El crecimiento de torres médicas y espacios destinados a consultorios privados en Puebla ha impulsado el mercado inmobiliario del sector salud; sin embargo, también ha encendido alertas por la posible operación de falsos especialistas en inmuebles rentados sin filtros suficientes.
De acuerdo con la Asociación Mexicana de Profesionales Inmobiliarios, en la entidad existen más de 2 mil 500 consultorios privados. Ante este panorama, surge el cuestionamiento sobre quién supervisa que estos espacios sean ocupados realmente por profesionales certificados de la salud.
Actualmente, la ley no obliga a los propietarios o arrendadores a verificar si los inquilinos cuentan con cédula profesional o acreditaciones médicas. Aunque los inmuebles deben cumplir con requisitos como licencias, permisos de funcionamiento y uso de suelo, cada médico o especialista es responsable de exhibir la autorización correspondiente emitida por la Dirección de Protección contra Riesgos Sanitarios (DPRIS), organismo que opera bajo lineamientos de COFEPRIS.

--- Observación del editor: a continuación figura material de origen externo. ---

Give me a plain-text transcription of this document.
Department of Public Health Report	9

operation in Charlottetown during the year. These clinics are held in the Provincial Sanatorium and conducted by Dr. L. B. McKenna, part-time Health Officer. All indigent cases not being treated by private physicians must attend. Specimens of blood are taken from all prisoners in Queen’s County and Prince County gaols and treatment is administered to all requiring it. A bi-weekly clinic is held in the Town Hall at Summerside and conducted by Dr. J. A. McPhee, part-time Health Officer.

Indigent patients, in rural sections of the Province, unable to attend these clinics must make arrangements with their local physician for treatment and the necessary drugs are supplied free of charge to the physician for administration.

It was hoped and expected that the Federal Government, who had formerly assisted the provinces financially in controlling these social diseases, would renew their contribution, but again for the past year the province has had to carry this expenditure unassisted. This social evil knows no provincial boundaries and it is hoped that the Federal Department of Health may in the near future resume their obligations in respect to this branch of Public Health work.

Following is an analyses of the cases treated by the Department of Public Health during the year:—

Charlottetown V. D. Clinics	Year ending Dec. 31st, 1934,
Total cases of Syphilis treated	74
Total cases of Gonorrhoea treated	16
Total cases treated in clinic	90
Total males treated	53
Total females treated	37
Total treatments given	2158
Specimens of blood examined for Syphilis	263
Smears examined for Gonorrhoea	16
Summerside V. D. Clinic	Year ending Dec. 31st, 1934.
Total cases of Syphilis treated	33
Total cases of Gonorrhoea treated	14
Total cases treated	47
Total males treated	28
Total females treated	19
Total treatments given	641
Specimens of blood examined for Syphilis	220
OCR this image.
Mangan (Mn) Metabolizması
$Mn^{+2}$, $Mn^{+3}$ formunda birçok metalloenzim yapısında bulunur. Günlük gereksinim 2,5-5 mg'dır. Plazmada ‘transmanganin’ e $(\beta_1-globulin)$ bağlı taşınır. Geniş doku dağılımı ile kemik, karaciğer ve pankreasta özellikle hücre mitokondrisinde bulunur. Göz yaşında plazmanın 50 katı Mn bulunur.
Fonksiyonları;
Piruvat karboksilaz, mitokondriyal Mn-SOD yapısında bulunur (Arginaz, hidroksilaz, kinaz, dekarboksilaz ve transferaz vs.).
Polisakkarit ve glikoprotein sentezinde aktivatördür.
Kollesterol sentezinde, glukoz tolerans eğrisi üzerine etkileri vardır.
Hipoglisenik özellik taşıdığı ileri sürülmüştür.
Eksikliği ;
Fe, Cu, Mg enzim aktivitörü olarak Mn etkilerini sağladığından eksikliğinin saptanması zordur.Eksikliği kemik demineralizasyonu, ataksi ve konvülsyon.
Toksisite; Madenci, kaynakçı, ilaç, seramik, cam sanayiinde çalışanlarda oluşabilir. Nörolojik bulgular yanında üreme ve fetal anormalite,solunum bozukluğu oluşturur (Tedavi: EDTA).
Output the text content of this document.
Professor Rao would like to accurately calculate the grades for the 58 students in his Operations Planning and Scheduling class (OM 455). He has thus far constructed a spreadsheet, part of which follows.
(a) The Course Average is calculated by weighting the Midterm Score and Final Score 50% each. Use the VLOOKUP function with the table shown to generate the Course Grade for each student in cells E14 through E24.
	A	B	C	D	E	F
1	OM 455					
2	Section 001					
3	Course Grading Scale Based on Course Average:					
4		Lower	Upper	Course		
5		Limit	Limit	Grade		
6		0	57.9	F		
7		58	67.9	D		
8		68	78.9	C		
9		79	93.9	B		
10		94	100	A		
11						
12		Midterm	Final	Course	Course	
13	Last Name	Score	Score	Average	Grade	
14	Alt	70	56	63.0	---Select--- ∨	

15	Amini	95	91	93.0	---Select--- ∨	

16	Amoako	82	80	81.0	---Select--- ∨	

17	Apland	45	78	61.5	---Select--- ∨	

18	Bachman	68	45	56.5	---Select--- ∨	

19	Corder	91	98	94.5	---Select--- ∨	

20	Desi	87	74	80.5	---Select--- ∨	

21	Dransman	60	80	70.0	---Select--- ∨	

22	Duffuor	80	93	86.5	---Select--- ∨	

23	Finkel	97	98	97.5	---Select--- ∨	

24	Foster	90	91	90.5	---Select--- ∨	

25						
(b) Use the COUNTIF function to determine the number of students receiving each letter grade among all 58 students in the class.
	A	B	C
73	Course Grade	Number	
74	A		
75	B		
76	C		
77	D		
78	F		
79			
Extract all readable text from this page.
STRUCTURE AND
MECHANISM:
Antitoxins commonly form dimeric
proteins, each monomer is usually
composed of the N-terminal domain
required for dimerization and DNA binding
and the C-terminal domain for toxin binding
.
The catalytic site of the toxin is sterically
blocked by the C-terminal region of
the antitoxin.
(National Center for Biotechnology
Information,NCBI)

Aunque los dueños de los espacios no tienen funciones de autoridad, especialistas consideran que sí pueden solicitar documentos como títulos profesionales, certificaciones o cédulas antes de concretar un contrato de renta.
Expertos en materia inmobiliaria y legal destacan que los contratos de arrendamiento representan una herramienta clave para delimitar responsabilidades, establecer el uso adecuado del consultorio y prevenir problemas legales, clausuras o aseguramientos derivados de actividades irregulares.
Los riesgos de rentar sin verificar antecedentes profesionales ya se han reflejado en diversos casos ocurridos en Puebla, como el de la falsa psiquiatra Marilin C., el doctor Tizcareño, señalado por presuntas negligencias médicas en 2025, y el reciente caso de la clínica Detox, donde presuntamente operaba una falsa médica relacionada con la muerte de Blanca Adriana Vázquez. En todos estos casos, los supuestos especialistas ejercían en espacios rentados.
Ante esta situación, autoridades y legisladores han comenzado a poner atención en la regulación de estos establecimientos para fortalecer los mecanismos de supervisión y evitar que continúen operando personas sin acreditación profesional.
Mientras tanto, especialistas exhortan a la población a revisar la cédula profesional, certificaciones y antecedentes de quienes ofrecen servicios médicos, ya que la falta de regulación en temas de salud puede derivar en consecuencias graves.